Beyond Agriculture: Wexner Kollel Elyon Conference


On Sunday, May 1, 2022, the Rabbi Isaac Elchanan Theological Seminary (RIETS), in collaboration with Mizrachi America, hosted the inaugural Bella and Harry Wexner Kollel Elyon Conference.

Titled “Beyond Agriculture: The Values of Shemittah in the Modern World,this year’s Bella and Harry Wexner Kollel Elyon Confernce conference, was introduced by President Dr. Ari Berman and graced with remarks by Susan Wexner.

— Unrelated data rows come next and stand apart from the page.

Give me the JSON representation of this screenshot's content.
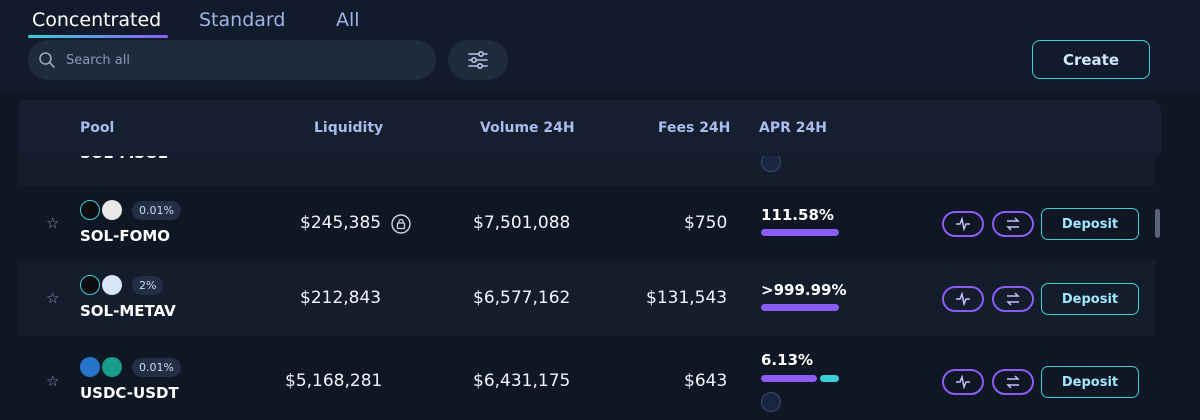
{
  "tabs": [
    {
      "label": "Concentrated",
      "active": true
    },
    {
      "label": "Standard",
      "active": false
    },
    {
      "label": "All",
      "active": false
    }
  ],
  "search": {
    "placeholder": "Search all",
    "value": ""
  },
  "create_label": "Create",
  "columns": [
    "Pool",
    "Liquidity",
    "Volume 24H",
    "Fees 24H",
    "APR 24H"
  ],
  "partial_row": {
    "name": "SOL-MSOL"
  },
  "rows": [
    {
      "name": "SOL-FOMO",
      "fee": "0.01%",
      "liquidity": "$245,385",
      "locked": true,
      "volume": "$7,501,088",
      "fees": "$750",
      "apr": "111.58%",
      "apr_split": [
        1.0
      ],
      "deposit": "Deposit"
    },
    {
      "name": "SOL-METAV",
      "fee": "2%",
      "liquidity": "$212,843",
      "locked": false,
      "volume": "$6,577,162",
      "fees": "$131,543",
      "apr": ">999.99%",
      "apr_split": [
        1.0
      ],
      "deposit": "Deposit"
    },
    {
      "name": "USDC-USDT",
      "fee": "0.01%",
      "liquidity": "$5,168,281",
      "locked": false,
      "volume": "$6,431,175",
      "fees": "$643",
      "apr": "6.13%",
      "apr_split": [
        0.72,
        0.28
      ],
      "deposit": "Deposit"
    }
  ],
  "colors": {
    "accent_cyan": "#39d0d8",
    "accent_purple": "#8b5cf6",
    "bg": "#0f1624"
  }
}
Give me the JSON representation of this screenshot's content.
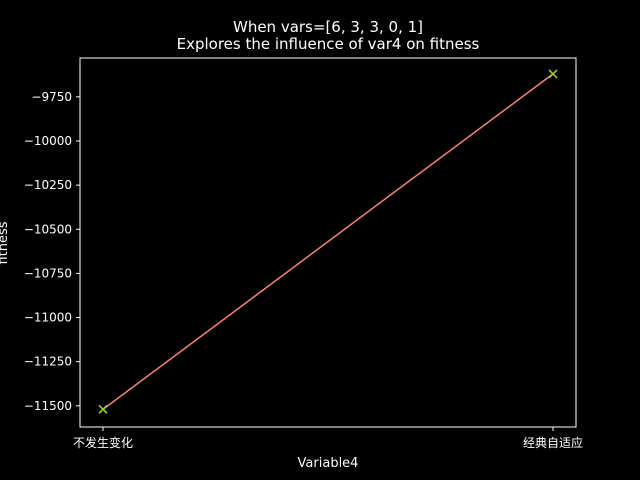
{
  "chart_data": {
    "type": "line",
    "title": "When vars=[6, 3, 3, 0, 1]",
    "subtitle": "Explores the influence of var4 on fitness",
    "xlabel": "Variable4",
    "ylabel": "fitness",
    "categories": [
      "不发生变化",
      "经典自适应"
    ],
    "series": [
      {
        "values": [
          -11520,
          -9620
        ]
      }
    ],
    "ylim": [
      -11620,
      -9530
    ],
    "yticks": [
      -11500,
      -11250,
      -11000,
      -10750,
      -10500,
      -10250,
      -10000,
      -9750
    ],
    "ytick_labels": [
      "−11500",
      "−11250",
      "−11000",
      "−10750",
      "−10500",
      "−10250",
      "−10000",
      "−9750"
    ],
    "grid": false,
    "colors": {
      "background": "#000000",
      "axes": "#ffffff",
      "line": "#fa8072",
      "marker": "#9acd32"
    }
  }
}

Keynote addresses were presented by Rabbi Mordechai Willig (Rosh Yeshiva and Rosh Kollel of the Bella and Harry Wexner Kollel Elyon) and Rabbi Yosef Zvi Rimon (Rosh Yeshiva, Jerusalem College of Technology amd Rosh Kollel, Yeshivat Har Etzion).

Rabbi Mordechai Willig

Rabbi Yosef Zvi Rimon

Also active in leading the conference discussions, which occurred in a number of breakout sessions, were the members of the Bella and Harry Wexner Kollel Elyon: Rabbi Tzvi Benoff, Rabbi Ben Zion Feld, Rabbi Meir Finkelstein, Rabbi Meir Goodman, Rabbi Shai Kaminetzky, Rabbi Shua Katz, Rabbi Tyler Pere, Rabbi Robbie Schrier and Rabbi Shimmie Steinmetz. Rabbi Meir Goodman presented his lecture in Kollel Zichron Dov in Toronto. The Kollel Fellows presented Torah perspectives on modern dilemmas and debates, such as debt transfer, taxation, bankruptcy, private ownership, and charitable obligations.

Active in the preparation of the conference were RIETS Rosh Yeshiva, Rabbi Daniel Feldman, Rabbi Neal Turk (Mashgiach of the Semikha [ordination] program), and Rabbi Ezra Schwartz, a RIETS Rosh Yeshiva and Associate Director of the Semikha Program who oversees RIETS’ many Kollelim. Rabbi Schwartz explained that the conference was organized because “part of the Bella and Harry Wexner Kollel Elyon’s ongoing effort is to educate the next generation of engaged and broad-reaching rabbis.” To do that, “this year’s cohort of Kollel Elyon fellows commenced a new course of study of task-based learning … analyzing the laws of shemitta, the sabbatical year, when land in Israel is to remain fallow and all debts are canceled.”

As he explained, the fellows wanted to do more than analyze the legal minutia of shemitta; “they wanted to probe the philosophical and sociological principles that underlie these laws.” Each fellow selected a general topic that was discussed in the course and analyzed that topic in greater depth. They investigated fundamental questions such as what can shemitta teach us about bankruptcy? What light can shemitta shed on the question of socialism vs. capitalism? Are there lessons that can be learned from the laws of shemitta about the ethics of receiving and giving charity?

“They did a wonderful job in presenting their findings to the conference participants,” he noted, “and showcased the important intersections of high-level Torah and issues of communal importance and philosophical significance.